The same failure mode appeared in a different form in LightRAG's Memgraph backend, where extracted entity types could become Cypher labels without adequate sanitisation. In prompt injection against AI coding assistants, the problem is more direct: text from files and tools becomes instruction material for an agent. In both cases, the system gives semantic authority to text that crossed a trust boundary.

The github-chinese issue is a smaller case study, but the boundary is clean. Remote text entered the application from a third-party service. The code then chose a parsing API rather than a text API. That one choice converted data into markup.

This is the part developers should take from the fix. The question is not whether the upstream service is reputable. The question is what parser sees its output next. If the next parser is an HTML parser, a shell, a SQL engine, a Cypher engine or an LLM agent with tools, then plain text has stopped being plain text.

What to check in similar code

The audit pattern is straightforward. Search for DOM sinks such as innerHTML, outerHTML, insertAdjacentHTML() and document.write(). For each one, trace whether any part of the string comes from a network response, page content, local storage, URL parameters or generated text. If it does, either replace the sink with textContent, createTextNode() or DOM construction APIs, or add a sanitizer with an explicit allowlist.
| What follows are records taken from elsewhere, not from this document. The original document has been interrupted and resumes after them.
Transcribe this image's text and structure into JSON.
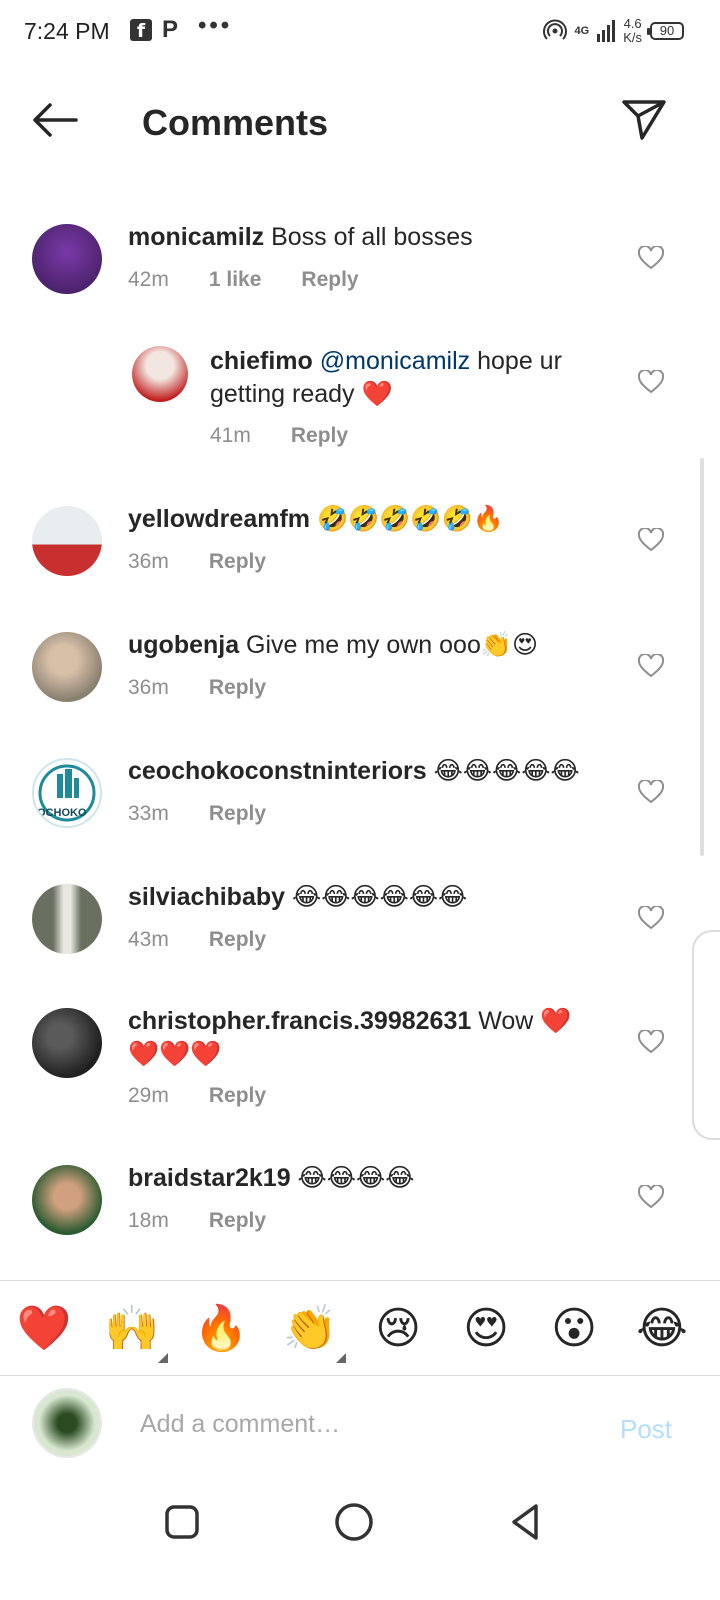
{
  "status_bar": {
    "time": "7:24 PM",
    "fb_glyph": "f",
    "p_glyph": "P",
    "dots": "•••",
    "network": "4G",
    "speed_value": "4.6",
    "speed_unit": "K/s",
    "battery": "90",
    "icons": [
      "facebook-icon",
      "p-app-icon",
      "hotspot-icon",
      "signal-icon",
      "battery-icon"
    ]
  },
  "header": {
    "title": "Comments",
    "back_icon": "arrow-left-icon",
    "share_icon": "send-icon"
  },
  "comments": [
    {
      "username": "monicamilz",
      "mention": "",
      "text": " Boss of all bosses",
      "line2": "",
      "time": "42m",
      "likes": "1 like",
      "reply": "Reply",
      "is_reply": false,
      "avatar_colors": [
        "#3a1a55",
        "#7a3aa8"
      ]
    },
    {
      "username": "chiefimo",
      "mention": " @monicamilz",
      "text": " hope ur",
      "line2": "getting ready ❤️",
      "time": "41m",
      "likes": "",
      "reply": "Reply",
      "is_reply": true,
      "avatar_colors": [
        "#c02020",
        "#f2e6e0"
      ]
    },
    {
      "username": "yellowdreamfm",
      "mention": "",
      "text": " 🤣🤣🤣🤣🤣🔥",
      "line2": "",
      "time": "36m",
      "likes": "",
      "reply": "Reply",
      "is_reply": false,
      "avatar_colors": [
        "#e8eef0",
        "#c83030"
      ]
    },
    {
      "username": "ugobenja",
      "mention": "",
      "text": " Give me my own ooo👏😍",
      "line2": "",
      "time": "36m",
      "likes": "",
      "reply": "Reply",
      "is_reply": false,
      "avatar_colors": [
        "#8a8070",
        "#d8c0a8"
      ]
    },
    {
      "username": "ceochokoconstninteriors",
      "mention": "",
      "text": " 😂😂😂😂😂",
      "line2": "",
      "time": "33m",
      "likes": "",
      "reply": "Reply",
      "is_reply": false,
      "avatar_colors": [
        "#ffffff",
        "#1f8a9a"
      ],
      "avatar_label": "OCHOKO"
    },
    {
      "username": "silviachibaby",
      "mention": "",
      "text": " 😂😂😂😂😂😂",
      "line2": "",
      "time": "43m",
      "likes": "",
      "reply": "Reply",
      "is_reply": false,
      "avatar_colors": [
        "#6a7060",
        "#e8e8e0"
      ]
    },
    {
      "username": "christopher.francis.39982631",
      "mention": "",
      "text": " Wow ❤️",
      "line2": "❤️❤️❤️",
      "time": "29m",
      "likes": "",
      "reply": "Reply",
      "is_reply": false,
      "avatar_colors": [
        "#202020",
        "#5a5a5a"
      ]
    },
    {
      "username": "braidstar2k19",
      "mention": "",
      "text": " 😂😂😂😂",
      "line2": "",
      "time": "18m",
      "likes": "",
      "reply": "Reply",
      "is_reply": false,
      "avatar_colors": [
        "#2a5a30",
        "#d0a080"
      ]
    }
  ],
  "emoji_bar": [
    "❤️",
    "🙌",
    "🔥",
    "👏",
    "😢",
    "😍",
    "😮",
    "😂"
  ],
  "composer": {
    "placeholder": "Add a comment…",
    "post_label": "Post",
    "avatar_colors": [
      "#d8e8d0",
      "#2a4a20"
    ]
  },
  "nav_bar": {
    "icons": [
      "recents-square-icon",
      "home-circle-icon",
      "back-triangle-icon"
    ]
  },
  "colors": {
    "text": "#262626",
    "meta": "#8e8e8e",
    "mention": "#00376b",
    "post_disabled": "#b2dffc",
    "divider": "#dbdbdb"
  }
}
For userscripts, also check the execution context. @grant none is convenient because it lets the script interact naturally with the page, but it also means XSS in the userscript is XSS in the page's JavaScript context. On high-value domains, that distinction matters.

PR #692 is a small patch: create a container, keep the attribution markup static and append the translation response as a text node. The security change is larger than the diff because it restores the missing boundary. Translation output can still be useful, but it no longer gets to become part of GitHub's DOM grammar.

The uncomfortable lesson is that text transformation tools sit closer to code execution than they appear. The output may be prose, but the sink decides whether prose stays prose.